Right. Creative Loafing isn't part of the American media, is it? Nor is the New York Post (via IsraelInsider.com)? Or the Washington Post and the Associated Press? I'm with the Opinion Journal, for once: “The best evidence that there's nothing to this spy story, though, is that Justin Raimondo, who runs the crackpot Antiwar.com Web site, has seized upon it as proof of "Israel's 9/11 connection.” To which I'd add other crackpot sites such as Vanguard News, which operates under the slogans “No Jews. Just Right” and “Uncensored News for Whites.”
posted by Mo Nickels at 5:15 PM on March 22, 2002


Of course, Midas, the point is that you want to be able to know, independently, whether your friend might not be your friend come dawn; or whether your friend is even now merely pretending. Even within the range of "will military aid be continued, increased, or reduced" it's useful to have a sense of things. Israel is in a dicier situation than most allies, being as that their very existence, given present circumstances, depends primarily on the continued goodwill of the United States. With this level of dependency, even a slight shift in US policy could have very serious effects on their future one way or the other. Now, given that they have independent knowledge to a reasonable degree of accuracy of a coming shift in US policy, they could deliberately and badly screw us, if they deemed it absolutely necessary -- as they alleged to have done with the Liberty. (I would more easily believe those conspiracy theories if I didn't know how common military blunders are. This month in Afghanistan an American Apache helicopter came within a meter or so of shooting up some concealed Canadian snipers.) Consider also the British espionage which brought them independent nuclear capability -- secrets stolen mostly from the US. This wasn't exactly a betrayal, as they're not a direct threat then or now to the US, but it did introduce interesting wrinkles: the US wouldn't give that away, but by taking the initiative and taking it, the British demonstrated a level of independence and self-sufficiency that made them the European backbone of NATO and today our strongest ally against al Qaeda.
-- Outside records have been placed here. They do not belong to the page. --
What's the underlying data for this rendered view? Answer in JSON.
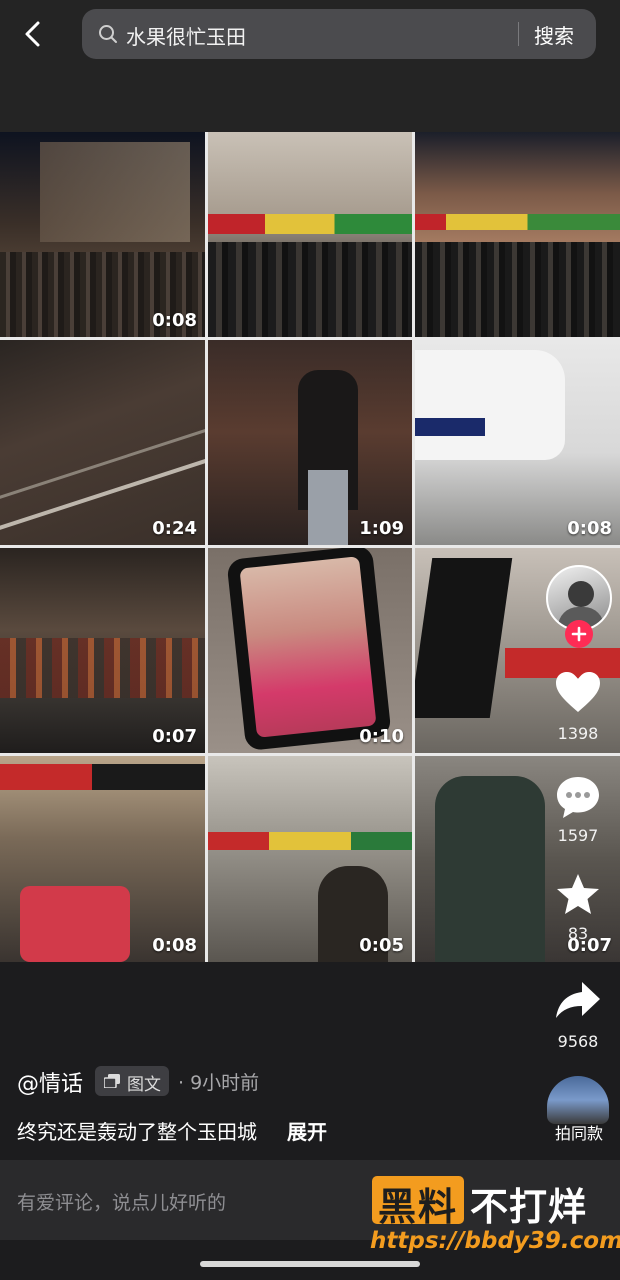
{
  "header": {
    "back_icon": "chevron-left-icon",
    "search_query": "水果很忙玉田",
    "search_button": "搜索"
  },
  "grid": {
    "tiles": [
      {
        "duration": "0:08"
      },
      {
        "duration": ""
      },
      {
        "duration": ""
      },
      {
        "duration": "0:24"
      },
      {
        "duration": "1:09"
      },
      {
        "duration": "0:08"
      },
      {
        "duration": "0:07"
      },
      {
        "duration": "0:10"
      },
      {
        "duration": ""
      },
      {
        "duration": "0:08"
      },
      {
        "duration": "0:05"
      },
      {
        "duration": "0:07"
      }
    ]
  },
  "post": {
    "author": "@情话",
    "tag_label": "图文",
    "time": "· 9小时前",
    "caption": "终究还是轰动了整个玉田城",
    "expand_label": "展开"
  },
  "actions": {
    "likes": "1398",
    "comments": "1597",
    "favorites": "83",
    "shares": "9568",
    "same_style_label": "拍同款"
  },
  "comment": {
    "placeholder": "有爱评论，说点儿好听的"
  },
  "watermark": {
    "brand": "黑料",
    "slogan": "不打烊",
    "url": "https://bbdy39.com"
  },
  "colors": {
    "accent_red": "#fe2c55",
    "watermark_orange": "#f39c1f"
  }
}
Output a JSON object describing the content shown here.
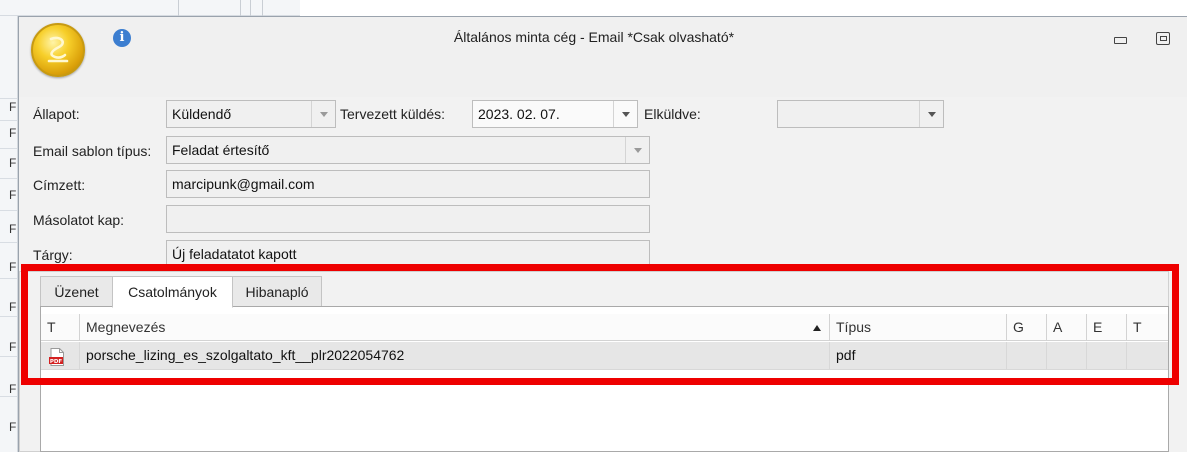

Anyway, being friendly doesn't preclude spying, and as indicated, may even mean that spying is critically important. As long as it stays within certain boundaries of the 'gentlemen's game' it's going to be tolerated.

In any event, US foreign policy continues to be dominated by Morgenthau-derived Realism, which means that it isn't necessarily affected by how nice or mean our allies or not-so-friendlies are, rather by utilitarian national interests held in common. Israel can, and does, get away with more, not just because it's recognized that it needs to do more, but because at below a certain level they just won't affect the basic equations that lead to strong American support for Israel. That's partly the pro-Israel domestic lobby in the US, but it's also partly Israel being the one full constitutional democracy in the region, a strong trading partner, and the need for a trustworthy American pal in the region. Sure, they may spy on us, but they probably won't screw us in a jiffy the way the Saudis would.
posted by dhartung at 7:38 PM on March 22, 2002


Israel is in a dicier situation than most allies, being as that their very existence, given present circumstances, depends primarily on the continued goodwill of the United States

While this may have been true from 48-73, do you really think it's the case now? US Aid to Israeli is a drop in the bucket of a fairly prosperous country, and Israel has proven time and time again that they can defend themselves from anything thrown at them. Furthermore the threats faced since '73 have not been grave enough to imperil the state, which is healthy and strong.

I think it still benefits both parties to remain allies, however I don't think Israel's existence depends on US goodwill.